Errors exist in all measurements, even precise ones. Imagine the following experiment. A classroom of high school students was instructed to attempt to measure with a ruler the dimensions of a teacher’s desk. The teacher requested that each student measure each dimension to the smallest fraction of an cm that he or she could estimate. As one would reasonably expect, some variations in the reported dimensions for the desk were submitted.

For example, the width of the desk might have ranged from 100cm to 105cm. If the average reported measurement was 102.5cm, then that means that there would be no error in the measurement of

+/- 2.5cm. The actual width of the desk would never be known.

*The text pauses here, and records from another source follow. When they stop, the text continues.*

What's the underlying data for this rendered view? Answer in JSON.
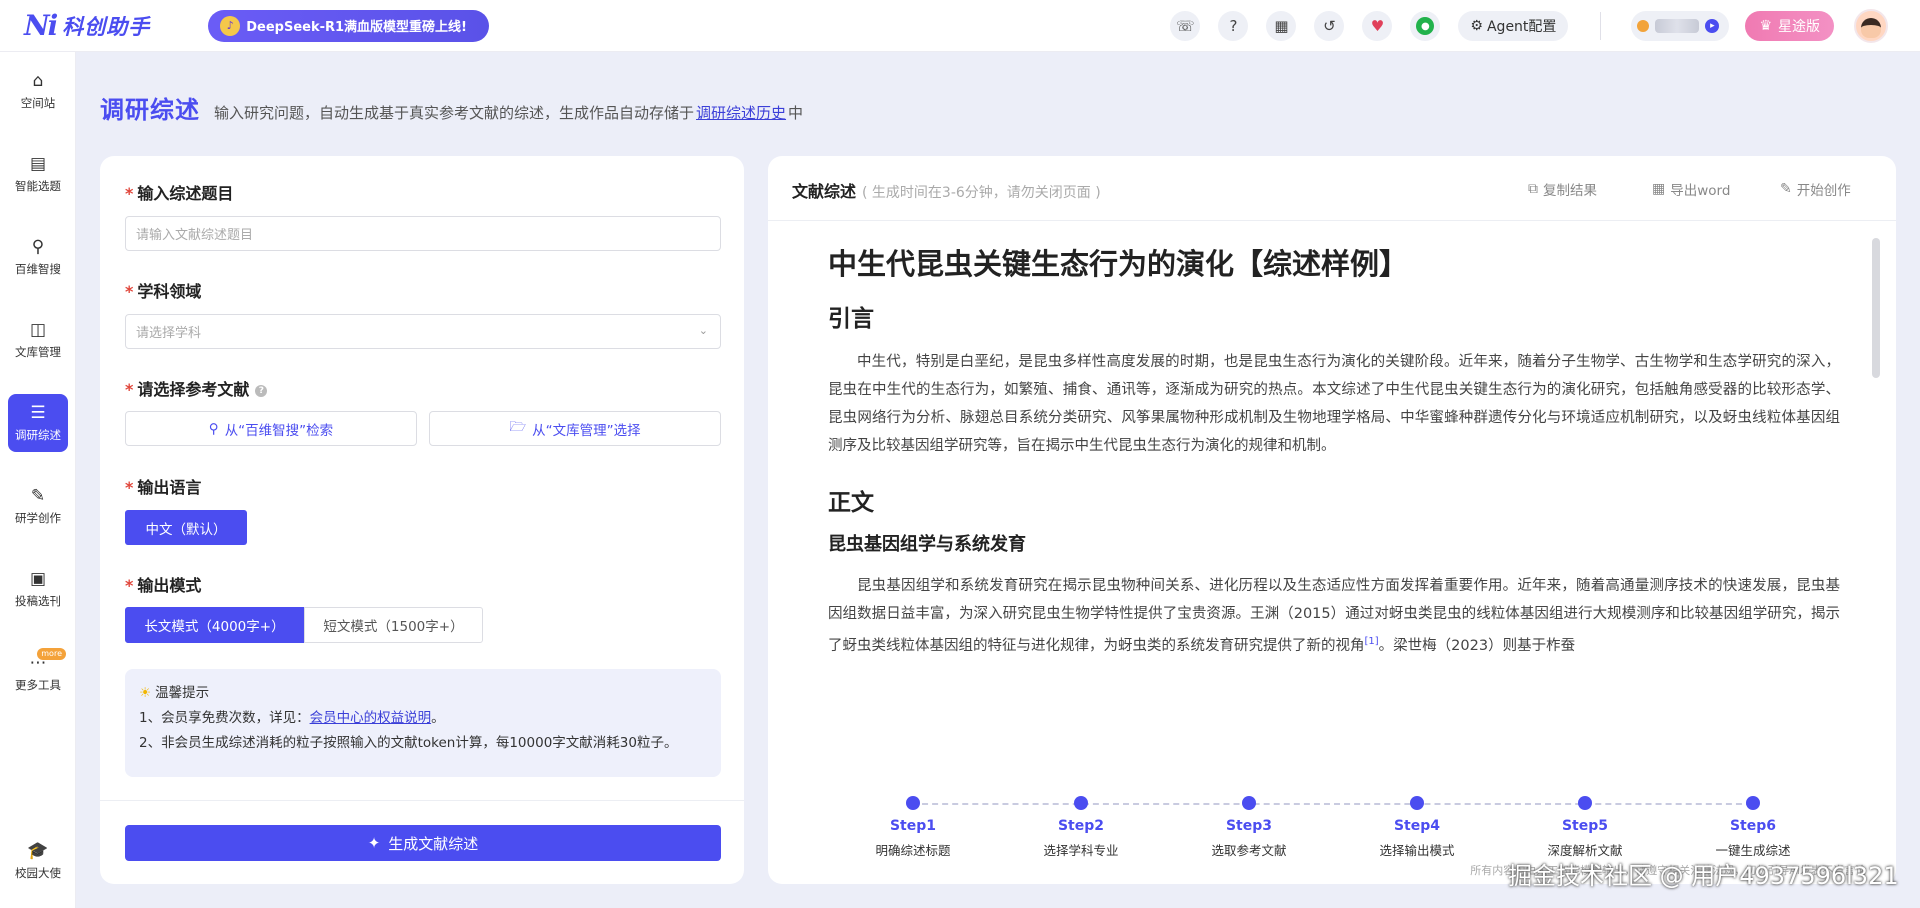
{
  "brand": {
    "name": "科创助手",
    "promo": "DeepSeek-R1满血版模型重磅上线!"
  },
  "topbar": {
    "agent_label": "Agent配置",
    "vip_label": "星途版"
  },
  "sidebar": {
    "items": [
      {
        "label": "空间站"
      },
      {
        "label": "智能选题"
      },
      {
        "label": "百维智搜"
      },
      {
        "label": "文库管理"
      },
      {
        "label": "调研综述"
      },
      {
        "label": "研学创作"
      },
      {
        "label": "投稿选刊"
      },
      {
        "label": "更多工具",
        "badge": "more"
      }
    ],
    "bottom": {
      "label": "校园大使"
    }
  },
  "header": {
    "title": "调研综述",
    "desc_before": "输入研究问题，自动生成基于真实参考文献的综述，生成作品自动存储于",
    "desc_link": "调研综述历史",
    "desc_after": "中"
  },
  "form": {
    "topic_label": "输入综述题目",
    "topic_placeholder": "请输入文献综述题目",
    "subject_label": "学科领域",
    "subject_placeholder": "请选择学科",
    "refs_label": "请选择参考文献",
    "ref_search_btn": "从“百维智搜”检索",
    "ref_library_btn": "从“文库管理”选择",
    "lang_label": "输出语言",
    "lang_option": "中文（默认）",
    "mode_label": "输出模式",
    "mode_long": "长文模式（4000字+）",
    "mode_short": "短文模式（1500字+）",
    "tips_title": "温馨提示",
    "tip1_before": "1、会员享免费次数，详见：",
    "tip1_link": "会员中心的权益说明",
    "tip1_after": "。",
    "tip2": "2、非会员生成综述消耗的粒子按照输入的文献token计算，每10000字文献消耗30粒子。",
    "generate_btn": "生成文献综述"
  },
  "result": {
    "title": "文献综述",
    "subtitle": "( 生成时间在3-6分钟，请勿关闭页面 )",
    "copy_btn": "复制结果",
    "export_btn": "导出word",
    "create_btn": "开始创作",
    "doc": {
      "title": "中生代昆虫关键生态行为的演化【综述样例】",
      "intro_heading": "引言",
      "intro_text": "中生代，特别是白垩纪，是昆虫多样性高度发展的时期，也是昆虫生态行为演化的关键阶段。近年来，随着分子生物学、古生物学和生态学研究的深入，昆虫在中生代的生态行为，如繁殖、捕食、通讯等，逐渐成为研究的热点。本文综述了中生代昆虫关键生态行为的演化研究，包括触角感受器的比较形态学、昆虫网络行为分析、脉翅总目系统分类研究、风筝果属物种形成机制及生物地理学格局、中华蜜蜂种群遗传分化与环境适应机制研究，以及蚜虫线粒体基因组测序及比较基因组学研究等，旨在揭示中生代昆虫生态行为演化的规律和机制。",
      "body_heading": "正文",
      "section_heading": "昆虫基因组学与系统发育",
      "section_text_1": "昆虫基因组学和系统发育研究在揭示昆虫物种间关系、进化历程以及生态适应性方面发挥着重要作用。近年来，随着高通量测序技术的快速发展，昆虫基因组数据日益丰富，为深入研究昆虫生物学特性提供了宝贵资源。王渊（2015）通过对蚜虫类昆虫的线粒体基因组进行大规模测序和比较基因组学研究，揭示了蚜虫类线粒体基因组的特征与进化规律，为蚜虫类的系统发育研究提供了新的视角",
      "cite": "[1]",
      "section_text_2": "。梁世梅（2023）则基于柞蚕"
    },
    "steps": [
      {
        "num": "Step1",
        "desc": "明确综述标题"
      },
      {
        "num": "Step2",
        "desc": "选择学科专业"
      },
      {
        "num": "Step3",
        "desc": "选取参考文献"
      },
      {
        "num": "Step4",
        "desc": "选择输出模式"
      },
      {
        "num": "Step5",
        "desc": "深度解析文献"
      },
      {
        "num": "Step6",
        "desc": "一键生成综述"
      }
    ],
    "footnote": "所有内容均由人工智能模型输出，请遵守相关法律法规，切勿引导AI发表不当言论"
  },
  "watermark": "掘金技术社区 @ 用户4937596l321",
  "colors": {
    "accent": "#4b4df0",
    "vip": "#f07ab2",
    "bg": "#eceef8"
  },
  "icons": [
    "headset-icon",
    "question-icon",
    "calendar-icon",
    "history-icon",
    "heart-pulse-icon",
    "wechat-icon",
    "gear-icon",
    "crown-icon"
  ]
}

The distance from the first molecule of desk on one end to the last molecule of desk at the other end is so small, it can’t be precisely measured. A school ruler isn’t calibrated, and the length of the ruler and the width of the desk are both likely to change with humidity and temperature (depending on the material). The different people doing measurements will also affect how they measure things. The difference between what you see as an absolute measurement and what others see as a reported average is much wider than our measurement error suggests.

The students could measure the end to end while recording the humidity, temperature, and other factors for each reading to keep it constant and work out a more accurate. But even if you used lasers, or any other tools you might get a higher precision but you’ll never know the true measurement.

There will always be a range of values that can result from correctly and legitimately applying any measurement procedure.

Reducing Errors

The process of measurement is considered the study of procedures or methods that are used to remove the blunders, account for systematic errors and reduce the errors created by random events.

If you want to avoid mistakes, there are a few things you can do. Repeating measurements and keeping an eye on the results are just two of them.

Technically, systematic errors are unexplainable. That said, there are ways to account for such errors. One way is by standardizing the equipment used in experiments. Understandings of the effects of the environment can also help eliminate such errors. Finally, analysis of results will reveal any potential deviations due to systematic errors.

There are three ways by which the effects of random errors can be reduced: refining instrumentation, increasing observation volume and counting analysis. This process in the modern land survey is discussed in detail below.

### Conclusion

The land survey is a complex **process** that requires the use of advanced technology to help take measurements for measured surveys, setting out, monitoring and topographical surveys. Even in the advent of satellite imagery and GPS technology making it easier to collect the data, we provide a better precision but things will never be true measures but better accuracy and higher precision (Depending on the equipment).